Many nursing homes in the U.S., including those in Chicago, Illinois, ensure that our elderly loved ones are well-taken care of. However, data released by the National Center on Elder Abuse Administration suggests the opposite may be true.
More than 40.3 million Americans are over the age of 65, which amounts to almost 13 percent of the United States population. This age group will probably continue to rise through the year 2050. As more and more people enter their old age, nursing home deaths, elder abuse and neglect may soar. In fact, the NCEA discovered that 7.6-10 percent of participants in a study claimed that they experienced abuse. According to Adult Protective Services data, the incidences of elder abuse are increasing. Unfortunately, some of these incidences are underreported or undetected.
NCEA stated that one study showed that for every case of elder abuse, 14 cases are underreported to the authorities. In another study, for every identified case in agencies or programs, 24 cases remain unknown.
Although the organization was unable to determine the actual number of people who experienced or are experiencing elder abuse, they pointed out that the incidents of abuse likely increase as the resident ages.

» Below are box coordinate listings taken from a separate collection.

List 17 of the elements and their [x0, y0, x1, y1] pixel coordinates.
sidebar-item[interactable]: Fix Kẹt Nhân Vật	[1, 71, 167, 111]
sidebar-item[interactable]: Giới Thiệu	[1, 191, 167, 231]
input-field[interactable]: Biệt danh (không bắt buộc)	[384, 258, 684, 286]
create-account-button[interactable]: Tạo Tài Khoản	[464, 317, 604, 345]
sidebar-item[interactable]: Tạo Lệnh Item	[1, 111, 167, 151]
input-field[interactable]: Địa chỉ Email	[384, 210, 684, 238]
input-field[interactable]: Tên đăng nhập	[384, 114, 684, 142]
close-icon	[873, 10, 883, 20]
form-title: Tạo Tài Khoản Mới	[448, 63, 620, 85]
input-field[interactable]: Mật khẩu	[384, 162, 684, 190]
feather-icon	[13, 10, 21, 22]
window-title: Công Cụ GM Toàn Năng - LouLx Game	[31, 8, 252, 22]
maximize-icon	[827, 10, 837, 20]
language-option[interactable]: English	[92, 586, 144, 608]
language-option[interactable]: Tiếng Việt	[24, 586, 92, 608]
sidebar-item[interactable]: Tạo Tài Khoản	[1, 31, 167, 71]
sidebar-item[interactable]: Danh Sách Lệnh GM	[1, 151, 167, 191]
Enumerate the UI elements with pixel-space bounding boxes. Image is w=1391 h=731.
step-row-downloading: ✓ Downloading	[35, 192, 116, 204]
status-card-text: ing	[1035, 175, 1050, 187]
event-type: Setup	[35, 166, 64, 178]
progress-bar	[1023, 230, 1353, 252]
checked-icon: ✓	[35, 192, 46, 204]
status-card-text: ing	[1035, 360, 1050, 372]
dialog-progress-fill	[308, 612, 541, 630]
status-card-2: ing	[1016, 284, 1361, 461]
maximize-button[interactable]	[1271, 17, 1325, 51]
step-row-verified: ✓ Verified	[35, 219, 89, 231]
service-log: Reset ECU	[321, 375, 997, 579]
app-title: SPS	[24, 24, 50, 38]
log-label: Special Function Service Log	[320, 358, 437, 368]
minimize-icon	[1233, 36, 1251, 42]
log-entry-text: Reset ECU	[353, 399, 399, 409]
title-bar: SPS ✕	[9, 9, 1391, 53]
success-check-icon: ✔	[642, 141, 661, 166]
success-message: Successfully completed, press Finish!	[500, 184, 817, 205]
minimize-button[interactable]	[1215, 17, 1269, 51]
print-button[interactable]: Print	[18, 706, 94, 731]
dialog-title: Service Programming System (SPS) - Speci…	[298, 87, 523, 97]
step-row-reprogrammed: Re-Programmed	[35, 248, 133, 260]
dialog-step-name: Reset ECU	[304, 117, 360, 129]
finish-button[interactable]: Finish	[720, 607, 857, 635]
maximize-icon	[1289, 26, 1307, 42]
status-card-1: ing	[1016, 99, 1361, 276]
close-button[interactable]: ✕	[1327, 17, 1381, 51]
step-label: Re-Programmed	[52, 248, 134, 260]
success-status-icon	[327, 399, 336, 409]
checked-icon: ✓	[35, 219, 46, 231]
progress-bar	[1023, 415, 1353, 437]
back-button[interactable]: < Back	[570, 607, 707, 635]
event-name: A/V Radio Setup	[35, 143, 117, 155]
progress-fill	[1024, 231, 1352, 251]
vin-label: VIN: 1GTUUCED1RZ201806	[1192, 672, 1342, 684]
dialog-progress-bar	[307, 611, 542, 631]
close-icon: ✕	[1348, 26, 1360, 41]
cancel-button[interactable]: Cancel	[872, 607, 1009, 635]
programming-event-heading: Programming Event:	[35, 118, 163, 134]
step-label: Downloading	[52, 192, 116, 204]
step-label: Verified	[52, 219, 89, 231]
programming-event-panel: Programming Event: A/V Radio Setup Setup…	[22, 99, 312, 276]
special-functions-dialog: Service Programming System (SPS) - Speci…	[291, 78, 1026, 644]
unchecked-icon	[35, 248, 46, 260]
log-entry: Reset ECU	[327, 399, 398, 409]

An elder who has Alzheimer’s disease or dementia is also more prone to abuse.
Unfortunately, reports stated that nursing home abuse, like an Illinois elder abuse, likely increased health problems and psychological distress and possibly worse, death.
The studies and data may show that nursing home neglect and elder abuse is still a prevalent problem that endangers the life of every nursing home resident. Elder abuse may take various forms, ranging from bed sores to malnutrition to nursing home neglect. Fortunately, older people who experienced abuse or neglect have certain legal rights to hold nursing homes responsible for their actions. Families who have lost a loved one due to nursing home-related death can hold the nursing home facility accountable as well.